Emicizuamb is a humanized bispecific monoclonal antibody, mimicking activated factor VIII (FVIII) to bind activated factor IX and factor X, used for prophylaxis to reduce bleeding in hemophilia A patients with and without FVIII inhibitors.2 Clinical data have proven the therapy's efficacy, but there are lingering concerns about its safety.

Recent European research reported a greater thrombotic risk of emicizumab than FVIII products in patients with hemophilia A.3 However, the conclusions have not been replicated in a large database of drug adverse events from non-European countries.

The current drug safety study, using the US FDA FAERS database, sought to assess whether thrombotic adverse events are more frequent for emicizumab than other FVIII products and whether the signal is independent of bypassing agents, including activated prothrombin complex concentrate (aPCC) as co-reporting drugs.1

Quarterly data from the FAERS database was downloaded from January 2018 to December 2022. Investigators searched the database for both the brand name and active ingredients to identify all adverse event reports of FVIII products and emicizumab as suspected drugs.

Choi and colleagues conducted disproportionality analyses for thrombotic adverse events related to emicizumab versus FVIII products. Three safety signal detection indicators were used in the analysis, ranging from proportion reporting ratio (PRR), reporting odds ratio (ROR), and informational component (IC).

Overall, investigators identified 2,383 adverse event reports for emicizumab and 9,327 adverse event reports for FVIII products in the 2018-2022 FAERS data. Upon analysis, the proportion of thrombotic events were 4.07% (97 of 2,383) and 1.44% (134 of 9,324) for emicizumab and FVIII products, respectively.

Ther reporting rate of thrombotic adverse events was significantly higher than FVIII products (PRR, 2.83; 95% CI, 2.19 - 3.66). Results with the other detection indicators were similarly higher for emicizumab, including ROR (2.91; 95% CI, 2.23 - 3.79) and IC (1.04; 95% CI, 0.70 - 1.28).

Bypassing agents were indicated as co-reporting drugs in 36% of thrombotic adverse event reports of emicizumab and 15% of the total thrombotic adverse event reports of FVIII products. After excluding thrombotic adverse event reports with bypassing agents, investigators still found the reporting proportion of thrombotic events was greater for emicizumab than FVIII products (PRR, 2.16 [95% CI, 1.59 - 2.93]; ROR, 2.19 [95% CI, 1.60 - 2.99]; IC, 0.80 [95% CI, 0.38 - 1.10]).

Given the spontaneous nature of adverse event reporting in the FAERS, by providers, industry members, and consumers, Choi and colleagues noted the possibility of underreporting and duplicated reporting of thrombotic adverse events.

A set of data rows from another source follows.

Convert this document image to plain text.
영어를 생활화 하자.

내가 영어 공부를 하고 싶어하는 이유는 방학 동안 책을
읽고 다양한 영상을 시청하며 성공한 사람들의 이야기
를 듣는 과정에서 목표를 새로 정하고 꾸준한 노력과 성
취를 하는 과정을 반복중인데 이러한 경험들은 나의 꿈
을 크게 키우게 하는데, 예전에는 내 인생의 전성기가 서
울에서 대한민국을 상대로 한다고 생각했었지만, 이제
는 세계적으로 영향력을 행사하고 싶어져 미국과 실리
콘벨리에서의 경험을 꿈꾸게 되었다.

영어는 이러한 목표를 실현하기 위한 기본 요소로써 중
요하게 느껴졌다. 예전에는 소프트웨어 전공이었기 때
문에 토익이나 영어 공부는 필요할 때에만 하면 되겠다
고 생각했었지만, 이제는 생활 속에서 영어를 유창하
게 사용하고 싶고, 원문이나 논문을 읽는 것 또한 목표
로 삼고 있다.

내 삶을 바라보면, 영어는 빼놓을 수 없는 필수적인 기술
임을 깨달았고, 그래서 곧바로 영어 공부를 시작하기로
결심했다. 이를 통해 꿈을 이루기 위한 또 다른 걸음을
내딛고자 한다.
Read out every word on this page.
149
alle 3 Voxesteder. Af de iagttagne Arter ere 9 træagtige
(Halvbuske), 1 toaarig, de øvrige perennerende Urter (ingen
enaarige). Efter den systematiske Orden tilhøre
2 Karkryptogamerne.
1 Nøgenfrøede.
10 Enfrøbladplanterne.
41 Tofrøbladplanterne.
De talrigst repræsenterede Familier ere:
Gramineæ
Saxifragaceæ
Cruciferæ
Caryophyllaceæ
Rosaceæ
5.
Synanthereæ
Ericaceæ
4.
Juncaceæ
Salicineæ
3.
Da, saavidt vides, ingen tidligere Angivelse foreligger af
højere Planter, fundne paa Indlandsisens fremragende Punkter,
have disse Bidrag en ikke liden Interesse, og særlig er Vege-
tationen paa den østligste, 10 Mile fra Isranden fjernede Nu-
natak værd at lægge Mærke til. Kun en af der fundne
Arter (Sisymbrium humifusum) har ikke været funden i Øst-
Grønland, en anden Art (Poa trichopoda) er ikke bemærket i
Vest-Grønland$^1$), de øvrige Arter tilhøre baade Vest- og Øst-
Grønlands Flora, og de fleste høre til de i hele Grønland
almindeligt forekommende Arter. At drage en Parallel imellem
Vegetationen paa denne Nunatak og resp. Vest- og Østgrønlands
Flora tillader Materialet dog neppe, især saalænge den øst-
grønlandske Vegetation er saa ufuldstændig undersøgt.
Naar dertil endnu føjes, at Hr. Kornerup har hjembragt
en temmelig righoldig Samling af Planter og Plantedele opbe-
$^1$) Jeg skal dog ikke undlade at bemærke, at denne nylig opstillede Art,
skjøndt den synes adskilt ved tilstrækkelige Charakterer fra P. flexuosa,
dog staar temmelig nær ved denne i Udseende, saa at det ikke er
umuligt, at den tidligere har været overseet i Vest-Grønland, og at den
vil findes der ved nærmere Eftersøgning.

“However, we think there is no evidence for any significantly under- or duplicated-reporting of adverse events between emiciuzmab and FVIII products,” they wrote. “Thus, we think that non-differential under-or-duplicated reporting of adverse events, if any, would not significantly affect the findings of the current study.”


  1. Cho H, Yoo KY, Shin JY, Lee EK, Choi B. Comparison of thrombotic adverse events in patients treated with factor VIII products and emicizumab using the 2018-2022 FAERS data. J Thromb Haemost. Published online February 21, 2024. doi:10.1016/j.jtha.2024.02.009
  2. Kitazawa T, Shima M. Emicizumab, a humanized bispecific antibody to coagulation factors IXa and X with a factor VIIIa-cofactor activity. Int J Hematol. 2020; 111: 20-30. 10.1007/s12185-018-2545-9
  3. Maria A, Alessandro C, Declan N, Peyvandi F. Hemorrhagic and thrombotic adverse events associated with emicizumab and extended half-life factor VIII replacement drugs: EudraVigilance data of 2021. J Thromb Haemost. 2023; 21: 546-52. 10.1016/j.jtha.2023.01.010.